Uccide la moglie incinta di 8 mesi, poi chiama il 112 in lacrime e non dice neanche una parola
Una chiamata di 2 minuti al 112 durante la quale non riuscì a dire neanche una parola, ma pianse in continuazione. Non si può effettivamente neanche definire una richiesta di soccorso la telefonata fatta la mattina del 30 gennaio 2020 al numero d'emergenza da Mustafa Zeeshan per informare le autorità che sua moglie Fatima era morta: la donna infatti era deceduta ormai da diverse ore ed era stato lui stesso ad ucciderla, picchiandola e soffocandola, nella casa in cui vivevano a Versciaco, in val Pusteria, in Alto Adige.
Ora il 38enne deve rispondere di omicidio volontario aggravato. Essendo Fatima incinta di 8 mesi, nel capo di imputazione rientra anche l'interruzione di gravidanza non consensuale, reato per il quale, nel caso di lesioni mortali alla donna, è prevista una pena da 8 a 16 anni.

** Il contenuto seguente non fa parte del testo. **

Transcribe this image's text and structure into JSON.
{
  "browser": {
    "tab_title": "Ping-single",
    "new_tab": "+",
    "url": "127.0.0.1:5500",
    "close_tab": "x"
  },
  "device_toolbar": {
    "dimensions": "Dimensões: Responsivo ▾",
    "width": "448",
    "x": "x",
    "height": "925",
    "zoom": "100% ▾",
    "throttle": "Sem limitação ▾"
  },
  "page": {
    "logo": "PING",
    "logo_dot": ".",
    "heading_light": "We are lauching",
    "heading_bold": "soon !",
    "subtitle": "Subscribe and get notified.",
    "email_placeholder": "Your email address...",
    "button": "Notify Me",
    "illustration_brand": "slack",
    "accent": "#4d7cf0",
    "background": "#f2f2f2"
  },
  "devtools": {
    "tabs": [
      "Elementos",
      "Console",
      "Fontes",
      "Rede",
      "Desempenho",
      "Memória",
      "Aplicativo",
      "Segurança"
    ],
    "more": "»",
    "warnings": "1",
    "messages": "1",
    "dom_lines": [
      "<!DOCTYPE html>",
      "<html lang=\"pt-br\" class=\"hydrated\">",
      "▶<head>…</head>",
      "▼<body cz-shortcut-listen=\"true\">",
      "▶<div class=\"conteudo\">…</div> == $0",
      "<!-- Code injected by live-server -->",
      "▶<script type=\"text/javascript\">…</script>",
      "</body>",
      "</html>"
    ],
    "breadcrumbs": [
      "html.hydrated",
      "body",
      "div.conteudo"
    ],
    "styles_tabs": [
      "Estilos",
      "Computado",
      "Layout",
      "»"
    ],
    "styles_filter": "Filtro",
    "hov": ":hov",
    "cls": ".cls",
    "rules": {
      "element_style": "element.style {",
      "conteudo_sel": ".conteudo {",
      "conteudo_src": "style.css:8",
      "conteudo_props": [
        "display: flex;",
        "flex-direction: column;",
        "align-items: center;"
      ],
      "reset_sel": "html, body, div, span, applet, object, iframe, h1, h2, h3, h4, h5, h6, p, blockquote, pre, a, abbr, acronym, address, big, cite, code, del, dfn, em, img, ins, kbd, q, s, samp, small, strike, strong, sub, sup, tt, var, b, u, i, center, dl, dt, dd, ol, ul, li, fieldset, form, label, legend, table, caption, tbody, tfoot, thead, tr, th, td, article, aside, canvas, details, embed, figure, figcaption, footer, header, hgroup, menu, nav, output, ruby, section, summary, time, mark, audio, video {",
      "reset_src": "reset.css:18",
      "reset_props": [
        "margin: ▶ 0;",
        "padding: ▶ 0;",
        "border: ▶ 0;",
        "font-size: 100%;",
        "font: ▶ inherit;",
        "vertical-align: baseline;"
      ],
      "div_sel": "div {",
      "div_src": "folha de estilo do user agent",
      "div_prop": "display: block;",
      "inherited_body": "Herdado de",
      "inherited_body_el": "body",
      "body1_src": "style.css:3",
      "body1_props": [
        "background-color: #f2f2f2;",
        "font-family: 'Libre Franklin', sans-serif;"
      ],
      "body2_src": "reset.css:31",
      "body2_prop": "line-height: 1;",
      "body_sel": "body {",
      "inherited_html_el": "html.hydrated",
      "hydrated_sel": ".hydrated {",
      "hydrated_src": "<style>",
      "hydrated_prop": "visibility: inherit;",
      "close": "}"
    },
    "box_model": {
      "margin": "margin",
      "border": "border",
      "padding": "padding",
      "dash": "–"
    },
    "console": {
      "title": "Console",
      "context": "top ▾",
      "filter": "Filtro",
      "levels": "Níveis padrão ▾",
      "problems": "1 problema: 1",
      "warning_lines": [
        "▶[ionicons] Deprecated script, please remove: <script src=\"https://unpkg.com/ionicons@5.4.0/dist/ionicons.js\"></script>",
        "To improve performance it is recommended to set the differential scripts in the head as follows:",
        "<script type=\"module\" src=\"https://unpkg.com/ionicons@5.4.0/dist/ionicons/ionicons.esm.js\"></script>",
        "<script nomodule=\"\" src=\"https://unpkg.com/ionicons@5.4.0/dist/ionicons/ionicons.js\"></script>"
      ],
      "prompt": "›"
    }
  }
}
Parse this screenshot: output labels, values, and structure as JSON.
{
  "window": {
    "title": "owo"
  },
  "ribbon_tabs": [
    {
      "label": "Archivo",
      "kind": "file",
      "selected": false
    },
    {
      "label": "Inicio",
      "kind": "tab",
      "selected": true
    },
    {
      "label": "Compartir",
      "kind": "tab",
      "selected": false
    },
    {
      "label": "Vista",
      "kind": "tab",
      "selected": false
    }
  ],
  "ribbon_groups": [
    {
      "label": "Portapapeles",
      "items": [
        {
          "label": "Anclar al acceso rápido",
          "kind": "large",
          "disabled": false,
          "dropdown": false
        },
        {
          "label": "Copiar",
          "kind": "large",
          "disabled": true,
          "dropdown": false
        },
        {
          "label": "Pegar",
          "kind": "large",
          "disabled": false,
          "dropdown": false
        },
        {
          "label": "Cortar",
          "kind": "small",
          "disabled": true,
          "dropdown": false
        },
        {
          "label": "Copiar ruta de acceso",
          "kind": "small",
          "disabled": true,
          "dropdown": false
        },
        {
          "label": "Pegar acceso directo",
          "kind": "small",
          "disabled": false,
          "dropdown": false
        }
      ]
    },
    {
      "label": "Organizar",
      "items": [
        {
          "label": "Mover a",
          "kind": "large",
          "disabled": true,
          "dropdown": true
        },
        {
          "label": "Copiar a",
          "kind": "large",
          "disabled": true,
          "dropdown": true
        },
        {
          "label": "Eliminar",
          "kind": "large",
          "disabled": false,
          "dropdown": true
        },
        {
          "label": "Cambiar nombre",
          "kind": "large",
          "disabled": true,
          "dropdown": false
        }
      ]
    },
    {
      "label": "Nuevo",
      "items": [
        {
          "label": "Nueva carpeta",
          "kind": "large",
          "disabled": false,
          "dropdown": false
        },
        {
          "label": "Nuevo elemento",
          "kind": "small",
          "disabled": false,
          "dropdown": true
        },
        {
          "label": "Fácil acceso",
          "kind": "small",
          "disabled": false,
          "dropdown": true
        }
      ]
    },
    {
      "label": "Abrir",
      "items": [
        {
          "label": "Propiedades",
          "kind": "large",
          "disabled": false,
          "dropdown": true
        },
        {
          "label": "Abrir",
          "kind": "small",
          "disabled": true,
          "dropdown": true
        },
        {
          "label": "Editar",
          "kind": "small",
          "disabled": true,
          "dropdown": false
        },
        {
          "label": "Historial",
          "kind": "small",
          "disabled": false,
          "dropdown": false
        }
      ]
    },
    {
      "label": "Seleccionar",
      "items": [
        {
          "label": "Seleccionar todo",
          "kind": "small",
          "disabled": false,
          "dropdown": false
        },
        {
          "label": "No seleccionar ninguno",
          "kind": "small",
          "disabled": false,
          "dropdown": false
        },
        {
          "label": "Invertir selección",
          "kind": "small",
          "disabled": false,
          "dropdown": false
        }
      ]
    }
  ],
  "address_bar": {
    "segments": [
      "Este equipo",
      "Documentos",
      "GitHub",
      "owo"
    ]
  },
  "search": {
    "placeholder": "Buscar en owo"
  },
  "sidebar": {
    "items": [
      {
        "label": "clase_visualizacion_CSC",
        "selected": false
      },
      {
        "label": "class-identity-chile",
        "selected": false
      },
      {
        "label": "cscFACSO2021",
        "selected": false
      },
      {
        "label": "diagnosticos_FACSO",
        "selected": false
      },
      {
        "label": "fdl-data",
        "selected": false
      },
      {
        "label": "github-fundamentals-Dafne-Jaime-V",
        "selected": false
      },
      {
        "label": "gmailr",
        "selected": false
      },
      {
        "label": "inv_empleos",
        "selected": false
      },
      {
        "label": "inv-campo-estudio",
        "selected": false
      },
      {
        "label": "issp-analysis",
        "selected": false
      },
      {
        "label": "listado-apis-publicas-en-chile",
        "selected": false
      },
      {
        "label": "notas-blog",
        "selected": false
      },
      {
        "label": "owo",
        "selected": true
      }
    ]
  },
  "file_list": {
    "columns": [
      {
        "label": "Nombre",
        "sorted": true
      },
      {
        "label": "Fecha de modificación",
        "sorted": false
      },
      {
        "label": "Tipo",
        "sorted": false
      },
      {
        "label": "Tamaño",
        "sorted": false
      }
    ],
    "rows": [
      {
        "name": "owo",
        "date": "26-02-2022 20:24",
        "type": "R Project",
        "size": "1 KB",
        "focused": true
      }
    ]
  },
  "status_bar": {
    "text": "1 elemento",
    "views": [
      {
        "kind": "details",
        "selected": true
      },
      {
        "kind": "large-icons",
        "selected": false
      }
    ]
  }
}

Mustafa Zeeshan, fino al giorno prima della morte della moglie Fatima – di 10 anni in meno – aveva regolarmente lavorato al ristorante-pizzeria dell'Helmhotel a Versciaco. Per il momento resta ancora da appurare perché avrebbe ucciso la donna, che ha perso la vita, come ha accertato l'autopsia, per soffocamento. Subito dopo la telefonata al 112, alle 10.26, l'uomo venne richiamato dalla stessa centrale, che riuscì almeno a localizzare l'indirizzo in cui si trovava l'assassino, facendo subito intervenire sul posto un'ambulanza. Purtroppo, come detto, per la donna era già tardi.
Le diverse telefonate, con il pianto ininterrotto di Mustafa, sono state sentite nel corso dell'udienza del processo, in Corte d'assise a Bolzano, su richiesta della difesa, che intende con questo cercare di sottolineare la reazione emotiva che ebbe l'imputato e sperare di ottenere un'attenuante, visto che l'uomo non scappò ma allertò le autorità.